C’est peut-être une chance que peu de gens en dehors des plus fervents partisans du NPD vont regarder ce débat. Toutefois, il aurait été plus efficace d’opter pour un format adapté aux médias sociaux, car de nombreuses personnes n’ont pas le temps de regarder des échanges de 90 minutes entre des individus qui partagent les mêmes opinions.
Chaque candidat a reconnu que le NPD ne pourrait pas remporter d’élection sans gagner le Québec.
Pendant la section du débat sur l’engagement du Québec, McPherson et Lewis ont tous deux persisté à s’exprimer en français. Les trois autres candidats se sont tous excusés de leur manque de français et ont promis de faire mieux à l’avenir. Néanmoins, étant donné à quel point il est nécessaire pour le NPD de gagner au Québec, celui qui l’emportera devra consacrer une quantité extrême de temps à l’apprentissage de la langue. Il est presque certain qu’il y aura une élection en 2026, ou début 2027.
Seuls Lewis et McPherson ont pu répondre aux questions des journalistes, qui étaient en français, lors de la mêlée qui a suivi le débat.
Bien que les Québécois soient habitués à ce que les politiciens utilisent la langue comme un outil pour gagner du soutien, il y a peut-être une personne qui aurait pu vraiment les toucher en leur montrant qu’elle les comprenait. Tanille Johnstone a parlé de sa propre langue et, dans ce qui semblait être une tentative réussie de faire preuve d’empathie envers les francophones, a promis d’apprendre et de progresser.
« J’ai passé ma vie d’adulte à essayer de perfectionner ma langue maternelle, le Liq’wala (Liǧʷiłdax̌ʷ).
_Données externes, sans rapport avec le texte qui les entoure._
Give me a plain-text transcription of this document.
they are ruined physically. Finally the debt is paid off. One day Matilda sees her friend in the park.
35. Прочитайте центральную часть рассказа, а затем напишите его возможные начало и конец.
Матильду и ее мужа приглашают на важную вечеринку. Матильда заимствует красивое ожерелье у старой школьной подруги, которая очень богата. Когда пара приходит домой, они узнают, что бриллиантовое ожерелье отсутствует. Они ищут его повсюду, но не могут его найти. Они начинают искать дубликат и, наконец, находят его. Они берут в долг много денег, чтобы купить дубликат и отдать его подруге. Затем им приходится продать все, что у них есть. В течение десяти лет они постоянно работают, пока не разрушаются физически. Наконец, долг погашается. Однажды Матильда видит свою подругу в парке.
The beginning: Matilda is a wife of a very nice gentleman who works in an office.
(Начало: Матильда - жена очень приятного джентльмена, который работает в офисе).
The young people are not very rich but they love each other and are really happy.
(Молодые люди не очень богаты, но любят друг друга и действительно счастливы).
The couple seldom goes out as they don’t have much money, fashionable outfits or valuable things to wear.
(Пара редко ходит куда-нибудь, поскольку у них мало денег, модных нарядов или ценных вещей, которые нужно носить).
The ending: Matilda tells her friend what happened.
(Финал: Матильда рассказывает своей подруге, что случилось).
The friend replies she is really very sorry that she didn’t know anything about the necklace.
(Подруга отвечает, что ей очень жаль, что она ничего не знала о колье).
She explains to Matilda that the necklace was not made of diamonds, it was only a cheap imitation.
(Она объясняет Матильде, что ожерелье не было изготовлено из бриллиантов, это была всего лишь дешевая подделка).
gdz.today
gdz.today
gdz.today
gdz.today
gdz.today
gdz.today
Nous n’avons peut-être que 6 à 10 locuteurs fluents qui parlent le Liq’wala (Liǧʷiłdax̌ʷ) dans ma communauté. Je ressens l’engagement envers la langue comme le font les francophones. Je suis vraiment engagée envers le français à travers notre pays d’une manière équitable parce que je sais ce que l’on ressent lorsque sa langue est menacée », a-t-elle affirmé.
Chaque personne a été questionnée sur sa satisfaction concernant ses compétences en français. Lewis et McPherson semblaient assez confiants et ont tous deux promis de continuer à progresser et à apprendre. McQuail, Ashton et Johnstone semblaient tous prêts à apprendre, à progresser et, s’ils remportent la chefferie, à devenir des locuteurs français.
Cependant, tout espoir n’est pas perdu. Si ces candidats redoublent d’efforts et s’efforcent de maîtriser véritablement la langue, ils pourraient encore séduire le Québec.
Jeudi dernier, aucun des cinq candidats ne pouvait prétendre à l’expertise de Mark Carney (qui n’est pas bon) ou de Pierre Poilievre, et tous auraient du mal à suivre le rythme d’un débat animé, moins amical et beaucoup plus conflictuel. Tous les cinq devront progresser à une vitesse fulgurante s’ils veulent devenir chef du Canada.





Franchement le débat était difficile à écouter. Je suis même pas francophone et j’était profondément déçu du niveau du français des candidats. D’ici le prochain débat, ils doivent s’améliorer considérablement. C’est extrêmement important pour le Canada d’avoir un parti de gauche fort, surtout maintenant, mais ce débat m’a laissé un peu pessimiste. En tous cas merci Isaac d’avoir fait tous les calculs et même compté les secondes pendent lesquelles ils ont parlé français.